Moving-Out Day Tips for Parents:
The transition from high school to college is hard on students, and this can be a fine time to strengthen filial obedience. Or more realistically, this is a crucial time for parents to remain calm, patient, and understanding.
"Students must say good-bye to everybody and everything they know, and home will never again be quite the same," says Shanley and Johnston.
"They'll have to find new friends while fending off homesickness -- a very real problem that can strike in the first two minutes, two hours, or two months. They've just gone through nine months of senioritis and a summer of 'Don't-tell-me-what-to-do–because I'm an adult!' --and they're edgy."
The best way to assist your soon-to-be-adults, then?
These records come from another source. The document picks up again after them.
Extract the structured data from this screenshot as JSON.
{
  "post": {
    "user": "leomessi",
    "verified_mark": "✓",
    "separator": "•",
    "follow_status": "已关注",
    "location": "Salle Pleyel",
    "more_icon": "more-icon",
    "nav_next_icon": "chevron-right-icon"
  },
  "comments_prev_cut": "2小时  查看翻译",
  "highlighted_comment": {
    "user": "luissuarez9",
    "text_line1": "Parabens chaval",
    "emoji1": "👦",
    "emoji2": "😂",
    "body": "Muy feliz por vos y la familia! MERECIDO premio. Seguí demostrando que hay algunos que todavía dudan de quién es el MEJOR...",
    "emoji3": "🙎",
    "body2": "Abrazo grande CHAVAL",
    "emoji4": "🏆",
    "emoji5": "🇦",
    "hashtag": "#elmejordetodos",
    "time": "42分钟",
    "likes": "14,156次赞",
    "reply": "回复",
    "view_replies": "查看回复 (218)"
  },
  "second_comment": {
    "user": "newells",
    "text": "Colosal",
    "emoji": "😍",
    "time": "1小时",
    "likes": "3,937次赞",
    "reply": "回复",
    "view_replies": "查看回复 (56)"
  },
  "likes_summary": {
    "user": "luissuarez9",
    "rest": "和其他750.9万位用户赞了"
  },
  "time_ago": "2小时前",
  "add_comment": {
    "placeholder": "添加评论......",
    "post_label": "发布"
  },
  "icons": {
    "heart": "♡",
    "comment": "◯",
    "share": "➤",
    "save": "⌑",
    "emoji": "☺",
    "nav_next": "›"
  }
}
Stay out of their way - provide help when they need it, but realize that they will soon be on their own; trust that they will be able to plan things on their own.
Shanley advises, "Helicopter parents [those who hover over their child] are denying their child the opportunity to grow and mature― which includes success and failure."
Of course, if your blossoming adult is planning on bringing a 40-inch plasma TV with him or her to college, it might be a good idea to intervene. Otherwise, be prepared to drag items to the ninth floor -- knowing that it will get easier as the years go by.